You Can Lead a Beggar to Bread: Pope Francis on Evangelization & Proselytism October 1, 2013

 

It’s Tuesday, and Pope Francis is smacking gobs again. We’re still waiting for a better English translation of his latest published conversation with La Repubblica founder Eugenio Scalfari , but it’s safe to say there’s a lot of seasickness aboard ye olde Barque of Peter this morning. Again.

My gob has been so far pretty unsmackable, but a few pull quotes from this latest piece made me reach for the spiritual Dramamine. One, in particular, seemed to be a stunningly insensitive and snarky way to kick off October, the month in which the Church observes World Missions Sunday:

“Proselytism is solemn nonsense, it makes no sense.”

Yowch. There’s no way to misread that, or blame what appears to be a wholesale rejection of convert-making on a bad translation.

So we’ve all been murmuring on the Patheos backchannels, scratching our heads or tearing our hair out by the handfuls. And out of that Apostle-like “WTF did he just say?” reflection, a couple of things emerged. Jennifer Fitz gently reminded us that we don’t make converts—the Holy Spirit does. The Great Commission does not task us with the forcible baptism of the multitudes. We are sent—missioned, all of us—to preach the Good News of salvation and to welcome those who hear and long for it. Nothing we do is more important than this—letting God’s children come to him, and not impeding them from that encounter.

Jennifer also reminded us that in denying that he was attempting to proselytize his atheist interlocutor, Francis was writing—for global publication—the best possible set of instructions for enabling that encounter. Think of the Atheist-Christian exchanges in the public forum, even here on Patheos. There is, in Francis’s conversation with Scalfari, not a trace of the barbed defensiveness, the intellectual smugness, the dismissiveness, the bile we on both sides so often fall into. There are simply two men talking, laughing, about what means most to them, what they have in common, what they respect in each other, where they are unwilling to compromise but not to listen. No solemn nonsense here, folks. But lots and lots and lots of evangelization in action.

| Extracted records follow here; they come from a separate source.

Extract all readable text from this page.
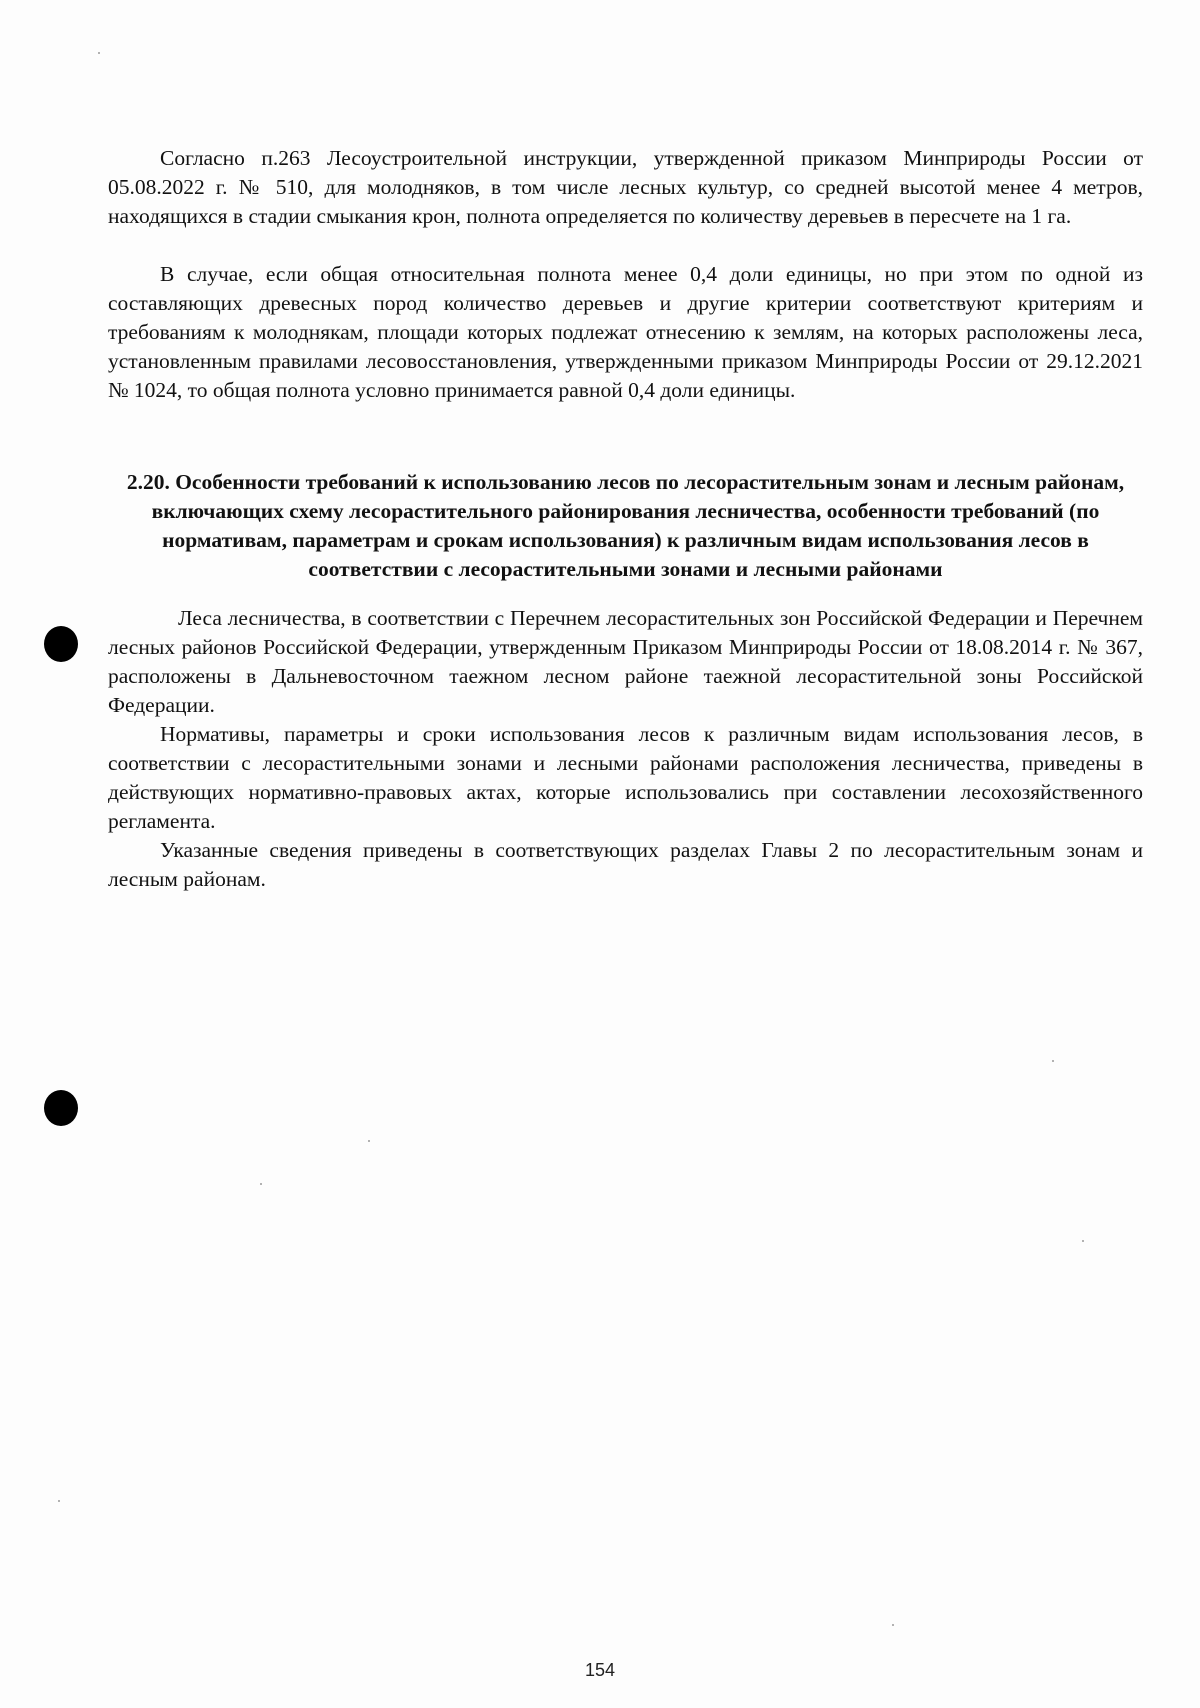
Согласно п.263 Лесоустроительной инструкции, утвержденной приказом Минприроды России от 05.08.2022 г. № 510, для молодняков, в том числе лесных культур, со средней высотой менее 4 метров, находящихся в стадии смыкания крон, полнота определяется по количеству деревьев в пересчете на 1 га.

В случае, если общая относительная полнота менее 0,4 доли единицы, но при этом по одной из составляющих древесных пород количество деревьев и другие критерии соответствуют критериям и требованиям к молоднякам, площади которых подлежат отнесению к землям, на которых расположены леса, установленным правилами лесовосстановления, утвержденными приказом Минприроды России от 29.12.2021 № 1024, то общая полнота условно принимается равной 0,4 доли единицы.

2.20. Особенности требований к использованию лесов по лесорастительным зонам и лесным районам, включающих схему лесорастительного районирования лесничества, особенности требований (по нормативам, параметрам и срокам использования) к различным видам использования лесов в соответствии с лесорастительными зонами и лесными районами

Леса лесничества, в соответствии с Перечнем лесорастительных зон Российской Федерации и Перечнем лесных районов Российской Федерации, утвержденным Приказом Минприроды России от 18.08.2014 г. № 367, расположены в Дальневосточном таежном лесном районе таежной лесорастительной зоны Российской Федерации.

Нормативы, параметры и сроки использования лесов к различным видам использования лесов, в соответствии с лесорастительными зонами и лесными районами расположения лесничества, приведены в действующих нормативно-правовых актах, которые использовались при составлении лесохозяйственного регламента.

Указанные сведения приведены в соответствующих разделах Главы 2 по лесорастительным зонам и лесным районам.

154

And here’s something I tracked down that may shed light on the key parsing of those words, proselytism and evangelization. It seems that Orthodox Christianity, with which Pope Francis is enamored in a deeply fraternal way, makes a very clear distinction. Here’s Orthodox writer Stephen Methodius Hayes, sounding very “Franciscan”:

The difference between evangelism and proselytism is not the same as the difference between centripetal and centrifugal mission, though it can perhaps give a clue to it. . . .

Evangelism, in the English use of the term, means telling or spreading good news. The four gospels of the New Testament tell the good news about Jesus Christ. When we, as Christians, tell others about what God has done in Jesus Christ, we are evangelising.

Proselytism, on the other hand, means “bringing people in”, causing them to change their beliefs, their party, their opinions or their religion. In proselytism there is a strong element of telling people how bad or wrong their present beliefs are. Telling people that their beliefs are wicked or wrong does not appear as “good news ” to them. If we evangelise, we are not saying “Our religion is better than your religion”. We are not setting ourselves up as morally or spiritually superior beings, and trying to get people to leave their religion and join ours so that they can be superior like us. When we evangelise, we say, in effect, that God has done great things. Someone once described evangelism as “One beggar telling another beggar where to get bread.” To a hungry beggar, that is good news. And a beggar telling another beggar such news can hardly boast about it, or claim to be superior because of it.

It’s a difference with a distinction, and worth contemplating on this feast of the great missionary patroness St Therese of Lisieux. She dreamed of becoming a proselytizer, making converts in what was then French Indochina, now Vietnam. Yet she ended up doing all her missionary work from a Carmelite cell, dying at 24 of tuberculosis, leaving behind a sheaf of handwritten pages that might just as well have been “I am a beggar, and I have found bread for you!” written a thousand times over. Therese has, it is safe to say, brought more people to a life-changing encounter with Jesus than any door-to-door proselytizer, and she gives Jesus all the credit.

So I understand that gobsmacking and seasickness go on with this pope, but in the back of my head is always the thought of how many gobs Jesus smacked, how many people he made seasick, how many were confused by his words and walked away, how many cried blasphemy. But they all heard, and it was up to each of them to choose. When the Vicar of Christ on earth speaks puzzling words, even if we just overhear them, we can all be forgiven for doing this a little. Then, we must be about the business of bringing beggars like us to bread.